Winds whipped wildfires around western Montana into a renewed fury overnight Saturday into Sunday, briefly trapping firefighters, burning buildings, and forcing new mandatory evacuations.

Synoptic winds, National Weather Service meteorologist Luke Robinson called them Sunday. “That’s the fancy word for it,” said Robinson. Also the polite term, given the havoc wreaked by the flames.

“Nothing, absolutely nothing, about the conditions out there are working in our favor today,” said Larry Bickel, public information officer for the Lolo Peak fire.

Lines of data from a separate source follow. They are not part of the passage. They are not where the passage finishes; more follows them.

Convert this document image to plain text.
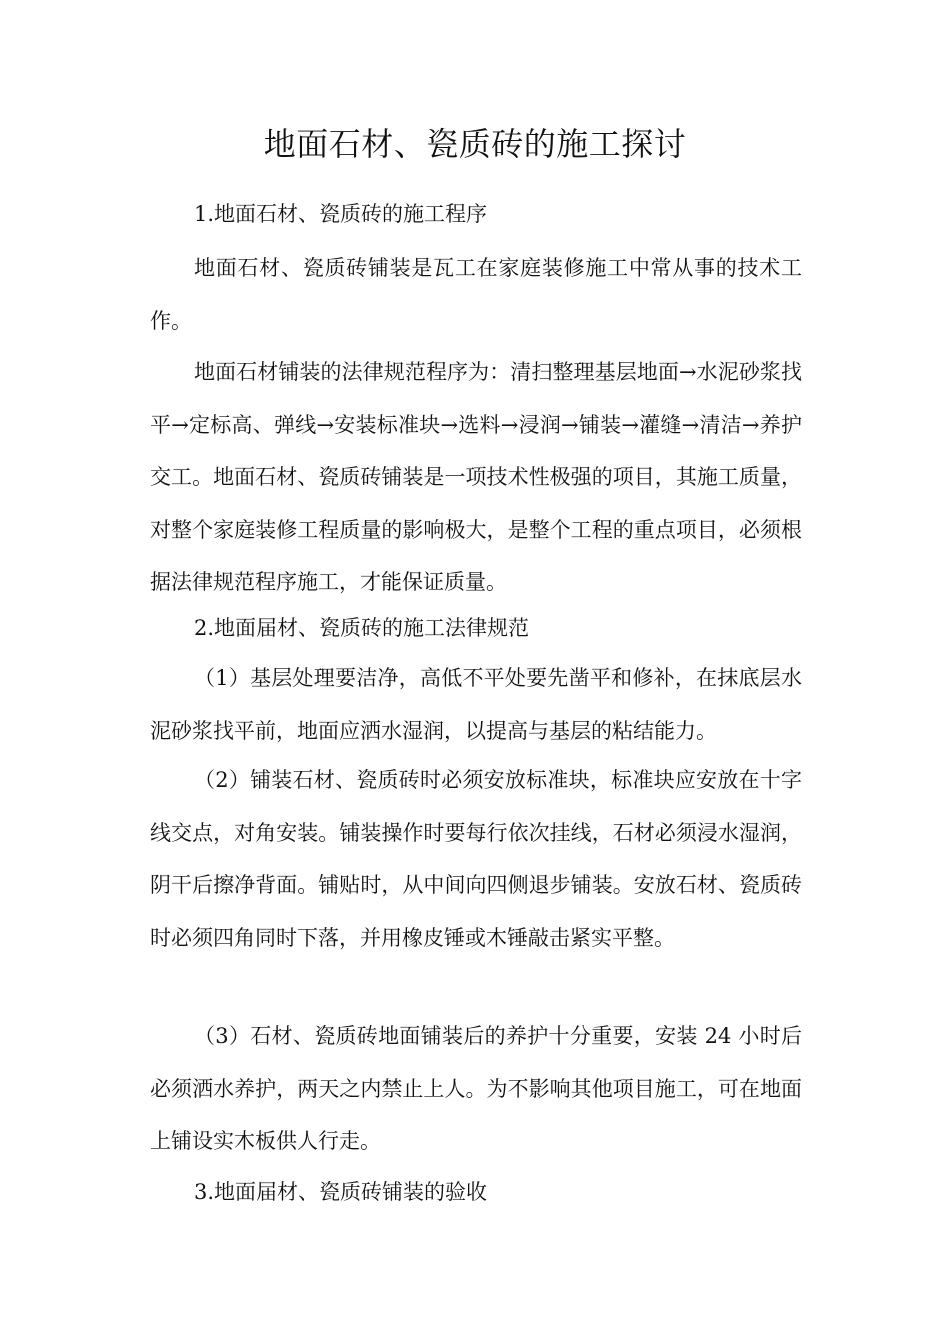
地面石材、瓷质砖的施工探讨

1.地面石材、瓷质砖的施工程序

地面石材、瓷质砖铺装是瓦工在家庭装修施工中常从事的技术工作。

地面石材铺装的法律规范程序为：清扫整理基层地面→水泥砂浆找平→定标高、弹线→安装标准块→选料→浸润→铺装→灌缝→清洁→养护交工。地面石材、瓷质砖铺装是一项技术性极强的项目，其施工质量，对整个家庭装修工程质量的影响极大，是整个工程的重点项目，必须根据法律规范程序施工，才能保证质量。

2.地面届材、瓷质砖的施工法律规范

（1）基层处理要洁净，高低不平处要先凿平和修补，在抹底层水泥砂浆找平前，地面应洒水湿润，以提高与基层的粘结能力。

（2）铺装石材、瓷质砖时必须安放标准块，标准块应安放在十字线交点，对角安装。铺装操作时要每行依次挂线，石材必须浸水湿润，阴干后擦净背面。铺贴时，从中间向四侧退步铺装。安放石材、瓷质砖时必须四角同时下落，并用橡皮锤或木锤敲击紧实平整。

（3）石材、瓷质砖地面铺装后的养护十分重要，安装 24 小时后必须洒水养护，两天之内禁止上人。为不影响其他项目施工，可在地面上铺设实木板供人行走。

3.地面届材、瓷质砖铺装的验收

Near Arlee, 16 firefighters found themselves trapped between the Liberty fire and a spot fire Saturday. All escaped safely. East of Eureka, the Caribou fire doubled in size during a 4-mile run Saturday, burning “an unknown number” of structures and forced a full evacuation of the West Kootenai area.

Glacier National Park closed part of the Going-to-the-Sun Road on Sunday, evacuated the area around the Lake McDonald Lodge, and started removing historic artifacts from the lodge itself — all because of the Sprague fire, which last week destroyed the park’s century-old backcountry Sperry Chalet.

The long-problematic Lolo Peak fire in Ravalli County upped the ante yet again, necessitating more mandatory evacuations (see related story). The Little Hogback fire — part of the Sapphire Complex of fires near Rock Creek — also flared up, and the Granite County Sheriff’s Office issued mandatory evacuations for 35 homes late Saturday night.

The Rice Ridge fire outside Seeley Lake grew by more than 15,000 acres, and saw new evacuation orders and warnings issued Sunday in Powell County. And the Lincoln County Sheriff’s Office issued a mandatory evacuation notice Sunday for people living near the West Fork fire near Libby.

Seven fires burning near Plains, Trout Creek and Thompson Falls grew large enough Saturday to warrant a takeover by the Western Montana Type II Incident Management Team. Dubbed the Highway 200 Complex, it includes the Moose Peak, Miller Creek, Deep Creek, Reader, Reader 2, Cub Creek and Sheep Gap fires, with the Sheep Gap and Reader fires posing the most danger to public safety.

Seemingly every few hours Saturday night and Sunday, the Red Cross sent out a new notice about the opening of another shelter for evacuees. (See accompanying list.)

And, for a time on Saturday, not a single air quality monitor in the entire state of Montana registered Good air.

Thankfully, it looks as though the eastern fires are being successfully contained.